O político venezuelano Juan Pablo Guanipa, aliado da líder da oposição María Corina Machado, foi recolhido à prisão neste domingo (8/2), menos de 12 horas após sua libertação. Durante esse breve período fora da prisão, ele circulou pelas ruas de Caracas de motocicleta e se encontrou com familiares de presos políticos.
Por meio das redes sociais, María Corina, vencedora do Prêmio Nobel da Paz, denunciou que Guanipa fora sequestrado. “Juan Pablo Guanipa foi sequestrado há poucos minutos no bairro Los Chorros, em Caracas. Homens fortemente armados, vestidos à paisana, chegaram em quatro veículos e o levaram à força. Exigimos sua libertação imediata“, escreveu ela no X.
Entretanto, o Ministério Público da Venezuela esclareceu que Guanipa foi preso novamente por descumprir as condições de liberdade impostas, incluindo a proibição parcial de falar publicamente sobre seu caso.
Prisão domiciliar
O Ministério Público informou que solicitou ao tribunal a imposição de prisão domiciliar a Guanipa, detido desde 23 de maio de 2025 por suposta participação em conspiração contra as eleições de governadores e deputados ao Parlamento.
O filho do opositor, Ramón Guanipa, exigiu prova de vida e responsabilizou o regime por qualquer coisa que possa acontecer ao seu pai, denunciando repressão.
Juan Pablo Guanipa fora solto após mais de oito meses preso, acusado de envolvimento em um alegado “plano terrorista” para sabotar eleições, conforme anunciou seu filho nas redes sociais.
Guanipa relatou as dificuldades enfrentadas durante o período de clandestinidade e detenção, ressaltando que agora começa uma nova fase para discutir o futuro da Venezuela.
María Corina Machado comemorou a libertação de seu aliado, destacando sua coragem e importância histórica.

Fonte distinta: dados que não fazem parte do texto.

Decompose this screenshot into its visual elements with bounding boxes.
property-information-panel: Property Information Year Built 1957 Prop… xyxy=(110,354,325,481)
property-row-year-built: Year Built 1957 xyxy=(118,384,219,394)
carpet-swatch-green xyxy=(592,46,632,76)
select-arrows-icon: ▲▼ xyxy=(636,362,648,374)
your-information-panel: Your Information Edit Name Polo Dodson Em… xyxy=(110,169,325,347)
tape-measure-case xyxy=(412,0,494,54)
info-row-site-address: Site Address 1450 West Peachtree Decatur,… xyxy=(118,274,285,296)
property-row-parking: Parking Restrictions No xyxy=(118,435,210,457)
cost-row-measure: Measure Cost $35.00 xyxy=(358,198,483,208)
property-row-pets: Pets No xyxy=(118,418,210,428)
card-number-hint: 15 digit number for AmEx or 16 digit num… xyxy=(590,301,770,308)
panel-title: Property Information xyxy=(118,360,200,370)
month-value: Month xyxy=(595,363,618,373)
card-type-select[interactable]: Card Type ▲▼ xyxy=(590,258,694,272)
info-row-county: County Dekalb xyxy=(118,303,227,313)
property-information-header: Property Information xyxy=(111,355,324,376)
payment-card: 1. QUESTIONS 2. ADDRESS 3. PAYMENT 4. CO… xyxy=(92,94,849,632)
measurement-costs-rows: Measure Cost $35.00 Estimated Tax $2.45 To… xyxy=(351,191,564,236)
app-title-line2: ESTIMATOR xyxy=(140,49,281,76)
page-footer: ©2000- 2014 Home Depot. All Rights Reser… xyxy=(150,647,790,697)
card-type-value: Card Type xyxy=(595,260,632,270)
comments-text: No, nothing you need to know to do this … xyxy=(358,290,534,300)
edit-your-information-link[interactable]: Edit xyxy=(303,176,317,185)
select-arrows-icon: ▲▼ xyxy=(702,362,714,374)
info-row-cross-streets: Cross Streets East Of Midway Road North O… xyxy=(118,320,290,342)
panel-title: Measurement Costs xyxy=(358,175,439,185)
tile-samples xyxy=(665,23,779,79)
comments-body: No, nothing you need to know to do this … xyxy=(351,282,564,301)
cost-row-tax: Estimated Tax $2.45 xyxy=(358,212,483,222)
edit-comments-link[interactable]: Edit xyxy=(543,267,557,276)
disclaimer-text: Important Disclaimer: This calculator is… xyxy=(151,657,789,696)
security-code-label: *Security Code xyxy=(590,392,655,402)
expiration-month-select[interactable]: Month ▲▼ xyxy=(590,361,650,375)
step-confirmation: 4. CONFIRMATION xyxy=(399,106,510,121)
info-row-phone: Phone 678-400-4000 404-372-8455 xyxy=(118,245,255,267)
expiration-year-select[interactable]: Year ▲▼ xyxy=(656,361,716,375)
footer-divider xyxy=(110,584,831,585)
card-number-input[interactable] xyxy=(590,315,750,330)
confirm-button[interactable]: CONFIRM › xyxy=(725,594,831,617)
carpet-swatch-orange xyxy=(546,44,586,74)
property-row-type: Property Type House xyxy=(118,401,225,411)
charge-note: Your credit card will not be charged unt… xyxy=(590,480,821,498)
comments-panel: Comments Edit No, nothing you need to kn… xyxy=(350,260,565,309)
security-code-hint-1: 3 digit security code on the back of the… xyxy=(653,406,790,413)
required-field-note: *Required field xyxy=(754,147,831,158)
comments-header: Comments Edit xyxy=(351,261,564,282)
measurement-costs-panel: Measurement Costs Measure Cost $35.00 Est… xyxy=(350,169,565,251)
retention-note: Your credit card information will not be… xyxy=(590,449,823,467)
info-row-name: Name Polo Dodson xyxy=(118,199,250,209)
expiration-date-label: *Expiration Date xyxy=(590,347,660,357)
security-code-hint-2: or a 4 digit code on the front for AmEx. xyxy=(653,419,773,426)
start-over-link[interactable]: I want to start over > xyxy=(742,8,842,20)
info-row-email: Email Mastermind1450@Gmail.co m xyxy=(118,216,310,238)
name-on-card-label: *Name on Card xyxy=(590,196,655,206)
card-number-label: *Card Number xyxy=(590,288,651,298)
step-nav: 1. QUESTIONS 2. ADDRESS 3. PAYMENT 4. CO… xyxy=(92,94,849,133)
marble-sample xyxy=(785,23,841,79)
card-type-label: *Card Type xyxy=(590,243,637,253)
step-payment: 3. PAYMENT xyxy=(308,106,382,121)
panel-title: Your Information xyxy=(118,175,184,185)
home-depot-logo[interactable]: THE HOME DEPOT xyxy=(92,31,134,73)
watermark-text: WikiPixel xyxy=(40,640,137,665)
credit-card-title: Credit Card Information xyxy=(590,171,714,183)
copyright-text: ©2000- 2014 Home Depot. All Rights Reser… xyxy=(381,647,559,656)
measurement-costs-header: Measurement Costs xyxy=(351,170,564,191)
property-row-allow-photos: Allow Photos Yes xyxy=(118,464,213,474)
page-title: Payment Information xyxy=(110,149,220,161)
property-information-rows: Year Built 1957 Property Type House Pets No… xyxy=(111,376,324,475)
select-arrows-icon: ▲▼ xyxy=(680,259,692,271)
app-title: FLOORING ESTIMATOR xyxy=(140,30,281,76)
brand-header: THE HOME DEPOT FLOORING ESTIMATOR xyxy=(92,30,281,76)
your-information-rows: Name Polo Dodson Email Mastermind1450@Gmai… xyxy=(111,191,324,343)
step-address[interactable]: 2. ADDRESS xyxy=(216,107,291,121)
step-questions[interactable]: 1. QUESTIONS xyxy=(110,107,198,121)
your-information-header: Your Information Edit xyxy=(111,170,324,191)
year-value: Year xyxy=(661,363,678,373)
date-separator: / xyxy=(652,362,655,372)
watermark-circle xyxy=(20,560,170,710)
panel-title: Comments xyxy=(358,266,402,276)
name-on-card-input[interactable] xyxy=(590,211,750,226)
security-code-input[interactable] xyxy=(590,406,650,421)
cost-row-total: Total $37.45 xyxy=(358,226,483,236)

Anistia e debates parlamentares
Este ocorrido ocorre em meio ao debate no Parlamento venezuelano sobre um projeto de lei que prevê anistia para presos políticos detidos por protestos ou críticas ao governo de Nicolás Maduro. O presidente da Assembleia Nacional, deputado Jorge Rodríguez, afirmou que todos os presos políticos que receberem indulto poderão ser libertados até 13 de fevereiro.